I changed my Goldie for an ex-Alan Rutherford 350 Duke BSA. It was lighter, revved more to produce higher power with bigger lighter valves, a slipper piston with higher compression ratio and a different crankshaft balance factor, all of which made it equal to the standard Manx and 7R’s at half the cost.  

My last race on the Duke BSA was at Silverstone in the wet. I soon got up to 3rd place behind two Manx’s and wondered why they were going so steadily. I was finally going to win my first race and at this famous race track where I had first watched my racing hero’s three years before. Wrong, I hit the bank at Stowe corner braking my wrist and destroying the Duke’s unique alloy head fairing and tank unit.

Speed Twin: “I shouldn’t have listened to Geoff Duke”

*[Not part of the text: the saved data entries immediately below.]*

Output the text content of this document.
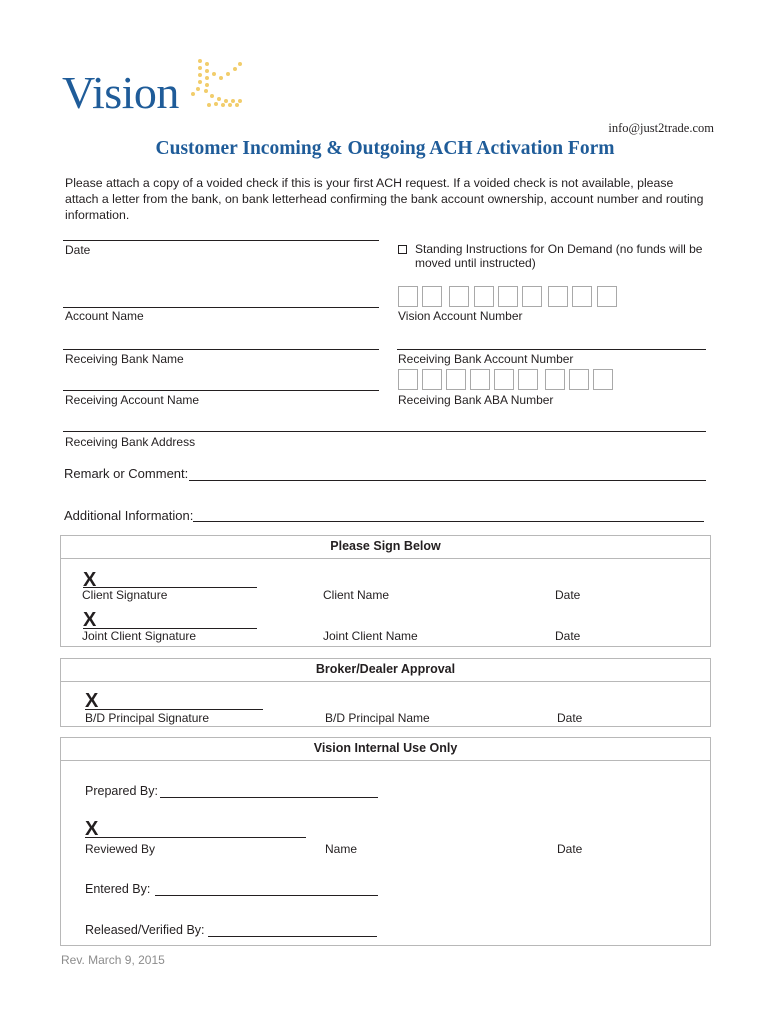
Vision
info@just2trade.com
Customer Incoming & Outgoing ACH Activation Form
Please attach a copy of a voided check if this is your first ACH request. If a voided check is not available, please attach a letter from the bank, on bank letterhead confirming the bank account ownership, account number and routing information.
Date	Standing Instructions for On Demand (no funds will be moved until instructed)
Account Name	Vision Account Number
Receiving Bank Name	Receiving Bank Account Number
Receiving Account Name	Receiving Bank ABA Number
Receiving Bank Address
Remark or Comment:
Additional Information:
Please Sign Below
X
Client Signature	Client Name	Date
X
Joint Client Signature	Joint Client Name	Date
Broker/Dealer Approval
X
B/D Principal Signature	B/D Principal Name	Date
Vision Internal Use Only
Prepared By:
X
Reviewed By	Name	Date
Entered By:
Released/Verified By:
Rev. March 9, 2015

As I was still serving my five-year apprenticeship at a Luton engineering company when my Goldie was for racing only, I bought an old Triumph Speed Twin with girder forks. Riding to work one morning with my mother’s pick-axe handle to be sharpened in my backpack it went into a tankslapper. I remembered I had read that Geoff Duke had told riders to open the throttle to ride out of this situation. I did this, which made it worse, and was thrown off. When bouncing down the road I thought: ‘F**k Geoff Duke, thanks a lot’.

The most enjoyable bike

Of all the bikes I have ridden, the one I enjoyed the most was a K1100RS BMW. Although heavy, it was fast, comfortable and most convenient for a passenger, with or without luggage. I never had another bike stay ahead of me for long at high speed as they couldn’t withstand the wind pressure at 100mph-plus. The BMW only had a small windscreen but with a top spoiler which made all the difference. BMW had the aerodynamics right with that spoiler, and still not many benefit. And, importantly, I never needed to adjust a chain!

The MV F4 750 sounded like a Velocette!

In 1999 I helped launch the MV Agusta F4 in the UK at Mallory Park. It was £25,000 ‘Oro’ version, all carbon and magnesium. It still is fantastic and the most beautiful sports motorcycle ever seen, but I relayed two complaints to MV’s president the next day: It sounded like an LE Velocette and squashed one’s thumbs on full lock. 

I set about making my MV into a more beautiful and better machine during 2000. I designed and had produced a set of sports exhausts with carbon cans with a new chip. I had produced some carbon thumb recesses to fix in the air tubes, a carbon hugger I designed and fitted, together with some other carbon mouldings, an Ohlins shock and stronger multi-rate fork springs. It now sounded like the ‘Ferrari of Motorcycles’ and handled like a 250. I was very pleased with the results and as the MV factory did not produce any of these special parts at that time I did well selling many of my upgrade sets to happier MV owners.

I took my F4 to the MV factory and was told by the export manager: ‘Go away and don’t say anything about our machines’. The much more friendly factory service engineers then agreed to upgrade my F4 with improved parts, such as twin rads, new gear-change mechanism, new camshafts and pushers and a part to stop the oil filter unscrewing.”